Admission to the medical ward or ICU should be considered (1) if the patient has evidence of continued respiratory distress after initial therapy, (2) if the patient presents with severe croup, or (3) if the social situation does not permit easy access to medical care in case of worsening symptomatology. Hospital care is largely supportive, although further medical management and rarely intubation are occasionally necessary. Otolaryngology consultation should be sought when
Significant airway compromise is present
Diagnosis of croup is in question
Patient has recurrent or prolonged croup
Suspicion of bacterial tracheitis is present
Congenital or acquired airway pathology is diagnosed
Intubation should be reserved for cases of severe croup refractory to medical measures. Care must be taken to use the smallest possible endotracheal tube to avoid traumatizing the inflamed mucosa. The patient may be extubated after detection of an air leak.
Surgical management for croup is limited to MLB, as previously indicated. Tracheotomy is rarely required to secure the airway. A discussion of the surgical management of predisposing airway pathologies is beyond the scope of this article.
Summary
Over the past century, advances in the management of croup have transformed this condition from an almost certain death sentence to a relatively benign self-limited condition. A careful history and physical examination are critical to the diagnosis of croup and essential to ruling out less common conditions that mimic or presdispose to acute viral laryngotracheobronchitis. As with any airway condition, the first consideration in a patient who has croup should be rapid airway assessment and stabilization. When this step is complete, croup is almost always manageable with supportive and medical measures in the primary care or emergency room setting, with surgery reserved for diagnosis and management of complications.
Epiglottitis
Epiglottitis is an acute inflammation of the epiglottis or supraglottis that may lead to the rapid onset of life-threatening airway obstruction and is considered an otolaryngologic emergency. Since the widespread implementation of a conjugate vaccine for Haemophilus influenzae type b (Hib) nearly 2 decades ago, the incidence of epiglottitis has significantly declined in children. Securing the airway should be accomplished immediately in a controlled setting. Coordinated communication between the otolaryngologist, anesthesiologist, and intensivist is vital to the care provided to these critically ill patients.
Historical accounts of George Washington’s death suggest that he succumbed to acute epiglottitis. One early December morning in 1799, George Washington awoke with a severe sore throat. Throughout the day, his condition rapidly deteriorated as he developed difficulty in swallowing, an unintelligibly muffled voice, and persistent restlessness.
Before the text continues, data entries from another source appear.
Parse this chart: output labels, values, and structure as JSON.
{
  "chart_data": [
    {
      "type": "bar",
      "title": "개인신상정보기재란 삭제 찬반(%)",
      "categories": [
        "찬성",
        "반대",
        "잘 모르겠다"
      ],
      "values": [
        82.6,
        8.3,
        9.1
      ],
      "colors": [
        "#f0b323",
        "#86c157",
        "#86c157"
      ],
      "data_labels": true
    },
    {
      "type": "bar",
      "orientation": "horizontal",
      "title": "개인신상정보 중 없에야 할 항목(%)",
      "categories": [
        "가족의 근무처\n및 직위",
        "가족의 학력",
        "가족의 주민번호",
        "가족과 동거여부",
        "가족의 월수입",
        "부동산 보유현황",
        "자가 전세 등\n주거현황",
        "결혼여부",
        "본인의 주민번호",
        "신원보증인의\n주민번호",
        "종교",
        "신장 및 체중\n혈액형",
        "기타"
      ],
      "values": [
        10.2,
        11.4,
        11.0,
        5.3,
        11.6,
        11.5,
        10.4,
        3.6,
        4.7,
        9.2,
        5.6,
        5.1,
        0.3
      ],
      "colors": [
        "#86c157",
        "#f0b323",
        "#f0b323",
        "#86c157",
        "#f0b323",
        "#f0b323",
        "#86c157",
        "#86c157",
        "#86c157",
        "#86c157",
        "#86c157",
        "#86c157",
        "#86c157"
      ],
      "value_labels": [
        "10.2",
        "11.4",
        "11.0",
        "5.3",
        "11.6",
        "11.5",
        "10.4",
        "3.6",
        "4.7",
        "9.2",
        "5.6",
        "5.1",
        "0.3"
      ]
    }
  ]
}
Although a tracheotomy was suggested by one physician in attendance at his bedside, the procedure was not well-practiced at that time, and a series of bloodlettings were performed instead. He expired less than 24 hours from the onset of his symptoms .
Pathogenesis
The epiglottis comprises a leaf-shaped elastic cartilage with overlying loose connective tissue and a thin epithelial layer. It arises from the posterior tongue base and covers the laryngeal inlet during swallowing. Any inflammation of the epiglottis can easily spread to the attached aryepiglottic folds and the arytenoid soft tissues, causing a more generalized supraglottitis. Bacterial invasion of the mucosa leads to fulminant infection, with rapid evolution of edema causing severe, life-threatening obstruction of the upper airway ( Fig. 2 ).